Sister Carole of the Sisters of Divine Providence congregation is the Spiritual Director of the main campus for the West Virginia Institute for Spirituality that sits just a block away from the West Virginia State Capitol and Governor’s Mansion. Surrounded by grand evergreens and lush gardens, the retreat and training center for WVIS offers an extensive list of spiritual development, healing, and growth for individuals and groups in a compassionate Christ-centered environment.
The petite, perfectly groomed white-haired religious sister with a heartwarming smile may at first glance seem like an ordinary sweet servant of God but spend an hour with her and one will walk aw
ay with a sense of being in the presence of a dynamic fisher of souls – someone who genuinely wants to bring out the best in everyone with a little humor lovingly woven into the process.
When she is not in retreat mode, good luck keeping up with her.
There isn’t much Sister Carole hasn’t coordinated at the center. Whether it be helping to create the countless reflection booklets, sabbatical programs, days of prayer, spiritual director trainings, directed silent retreats, or programs to support single mothers, Sister Carole is able to carry the brunt of the load with a bit a grace and a lot of wisdom.

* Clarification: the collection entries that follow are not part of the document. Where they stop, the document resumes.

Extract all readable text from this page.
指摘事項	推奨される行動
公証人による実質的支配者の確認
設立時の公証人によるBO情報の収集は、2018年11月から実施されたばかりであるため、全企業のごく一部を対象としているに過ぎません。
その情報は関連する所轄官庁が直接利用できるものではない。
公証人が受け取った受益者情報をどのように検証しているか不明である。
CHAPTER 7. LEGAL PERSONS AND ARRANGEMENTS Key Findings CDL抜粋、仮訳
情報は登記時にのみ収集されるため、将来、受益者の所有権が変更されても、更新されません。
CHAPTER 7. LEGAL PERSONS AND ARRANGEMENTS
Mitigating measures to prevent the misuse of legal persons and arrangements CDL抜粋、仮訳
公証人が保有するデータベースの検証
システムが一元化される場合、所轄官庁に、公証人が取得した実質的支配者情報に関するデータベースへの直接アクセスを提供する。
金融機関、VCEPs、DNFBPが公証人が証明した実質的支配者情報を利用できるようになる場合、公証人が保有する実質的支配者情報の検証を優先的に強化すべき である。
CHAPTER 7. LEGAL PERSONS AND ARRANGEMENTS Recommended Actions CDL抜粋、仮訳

She and WVIS are now affiliated with Graduate Theological Foundation in the areas of spiritual direction and sacred music teaching on the Master’s and Doctoral levels. She holds several degrees in music education and piano performance from Duquesne University including a Bachelor’s, Master’s, and Doctorate. She is also a licensed professional counselor and an AAPC-Fellow.

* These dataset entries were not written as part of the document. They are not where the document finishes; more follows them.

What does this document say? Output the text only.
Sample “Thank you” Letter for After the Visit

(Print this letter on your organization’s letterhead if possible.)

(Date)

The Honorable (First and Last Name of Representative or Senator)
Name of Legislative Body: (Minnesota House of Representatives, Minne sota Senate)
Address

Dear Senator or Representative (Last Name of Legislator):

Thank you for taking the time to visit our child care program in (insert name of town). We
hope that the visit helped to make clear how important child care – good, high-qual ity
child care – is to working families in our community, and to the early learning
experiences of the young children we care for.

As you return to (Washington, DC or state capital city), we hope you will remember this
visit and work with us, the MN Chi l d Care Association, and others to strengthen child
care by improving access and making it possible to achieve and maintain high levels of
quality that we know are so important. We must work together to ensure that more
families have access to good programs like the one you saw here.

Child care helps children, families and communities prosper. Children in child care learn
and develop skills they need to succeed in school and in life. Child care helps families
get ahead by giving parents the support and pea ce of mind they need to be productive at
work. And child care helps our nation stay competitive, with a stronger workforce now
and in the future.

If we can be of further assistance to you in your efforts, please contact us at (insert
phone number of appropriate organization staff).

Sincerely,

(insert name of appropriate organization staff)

It was Bishop Joseph Hodges who encouraged Sr. Carole to take this journey several decades ago to Central West Virginia. Although she admits it was not necessarily because of her expertise in scripture, theology, or Church teachings, it was because she could drive a truck, she shared with a laugh.
It’s true the late bishop was looking for a group of three religious sisters to work in Charleston for the Catholic schools there and eventually help with a spiritual direction retreat center that may have otherwise closed its doors. The bishop had provided a truck to haul everything that was needed in the capitol city. Sister Carole was happy to go on the adventure. She was going to get to teach music – her love and area of expertise – at Charleston Catholic High School.

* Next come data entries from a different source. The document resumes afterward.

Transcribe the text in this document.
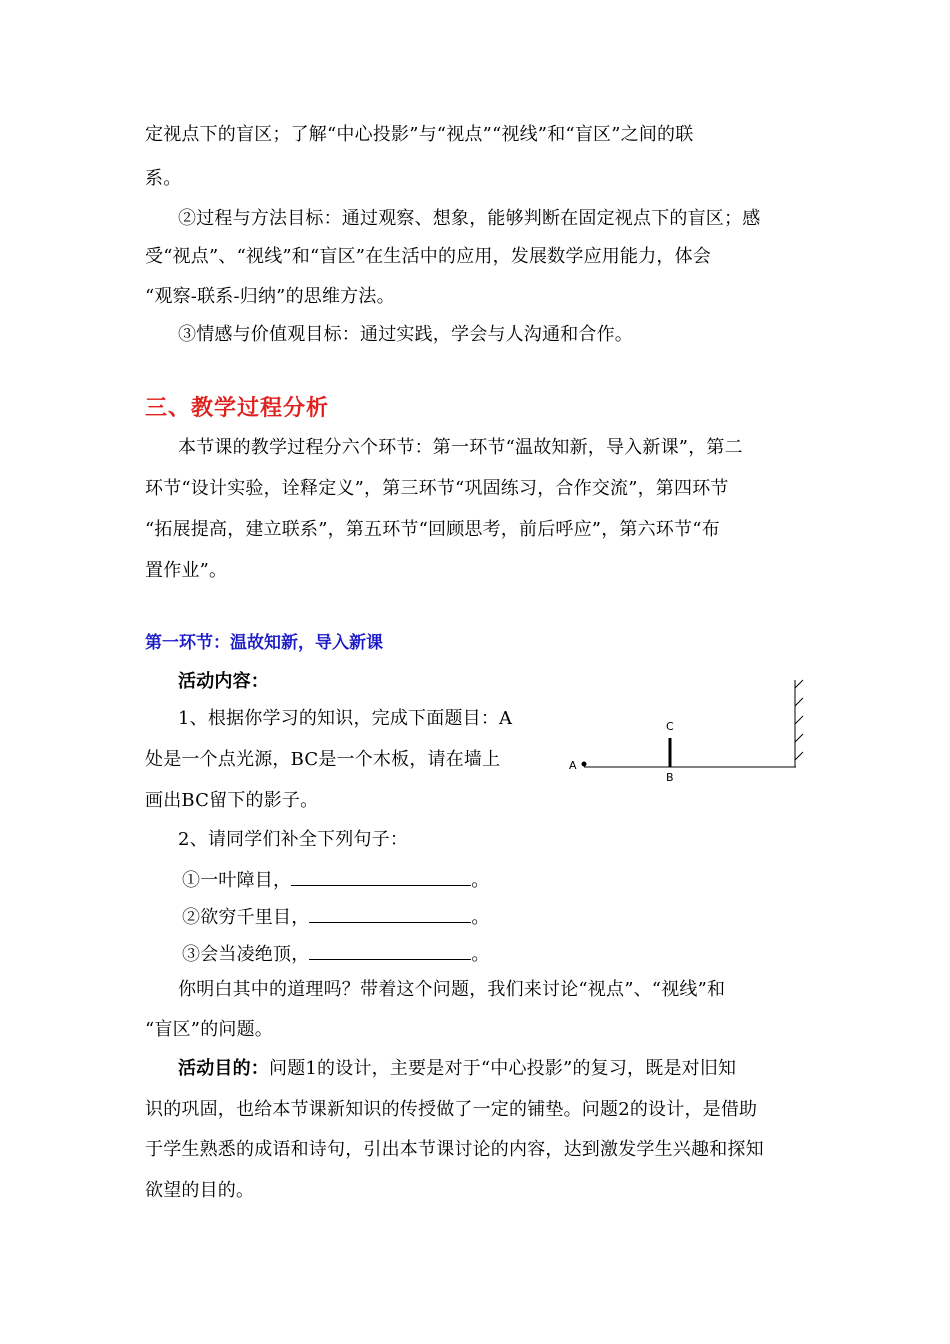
定视点下的盲区；了解“中心投影”与“视点”“视线”和“盲区”之间的联
系。
②过程与方法目标：通过观察、想象，能够判断在固定视点下的盲区；感
受“视点”、“视线”和“盲区”在生活中的应用，发展数学应用能力，体会
“观察-联系-归纳”的思维方法。
③情感与价值观目标：通过实践，学会与人沟通和合作。
三、教学过程分析
本节课的教学过程分六个环节：第一环节“温故知新，导入新课”，第二
环节“设计实验，诠释定义”，第三环节“巩固练习，合作交流”，第四环节
“拓展提高，建立联系”，第五环节“回顾思考，前后呼应”，第六环节“布
置作业”。
第一环节：温故知新，导入新课
活动内容：
1、根据你学习的知识，完成下面题目：A
处是一个点光源，BC是一个木板，请在墙上
画出BC留下的影子。
A
C
B
2、请同学们补全下列句子：
①一叶障目，	。
②欲穷千里目，	。
③会当凌绝顶，	。
你明白其中的道理吗？带着这个问题，我们来讨论“视点”、“视线”和
“盲区”的问题。
活动目的：问题1的设计，主要是对于“中心投影”的复习，既是对旧知
识的巩固，也给本节课新知识的传授做了一定的铺垫。问题2的设计，是借助
于学生熟悉的成语和诗句，引出本节课讨论的内容，达到激发学生兴趣和探知
欲望的目的。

Bishop Hodges served the diocese from 1962 until his death in 1985 – the years when the Second Vatican Council’s focus on evangelization was emphasized. Bishop Hodges focused heavily on evangelization in the diocese by implementing a formalized office to introduce and run parish renewal programs, Teens Encounter Christ retreats, Cursillo, Marriage Encounters, and many more pastoral and lay leadership programs throughout the diocese.
The WVIS compliments his vision, Riley said. The retreat center is now her main focus. She said it is her greatest joy to bring people of all faiths into a conversation about God as a means to hope and peace.
“We nurture the mind, body, and soul through scripture and reflection to obtain personal peace, healing, and mindfulness,” she said.
Sister Carole and her colleagues at the institute host retreats for parish councils, married couples, and individuals. If you check out the organizations website at wvis.org you will see Sr. Carole’s efforts are reinforced by a team of more than two dozen other spiritual directors and supervisors positioned across the state.
For those who come for a spiritual journey she said her job is to, “help them stay ‘in and of’ the world God desires for them.”
“All of our work is so important to us,” she said. “It would be unrealistic to think after attending a retreat you stay on a spiritual mountaintop for good. What you learn at the retreat must be lived out, worked out, fine-tuned, and applied in the tests and trials of daily life.
“Spiritual practices of the retreat can be helpful, but even Jesus did not ‘live on the mountaintop,’” she said.
Before any individual or group comes to the West Virginia Institute of Spirituality Sr. Carole prays.
“I pray that God’s love surrounds, protects, guides, and enables the person coming to be open to God’s presence and I pray that I and all those at (WVIS) collaborative with what God is doing in and for this person,” she said.
If you would have told her younger self how many hundreds if not thousands of people, she would inspire through her calling to serve she wouldn’t have believed it, she said.
As a young novice Sr. Carole set a goal for herself “to work and be a saint who made a difference in people’s lives, bringing them closer to Christ and heaven.”
Those who meet her confidently say she is living the dream.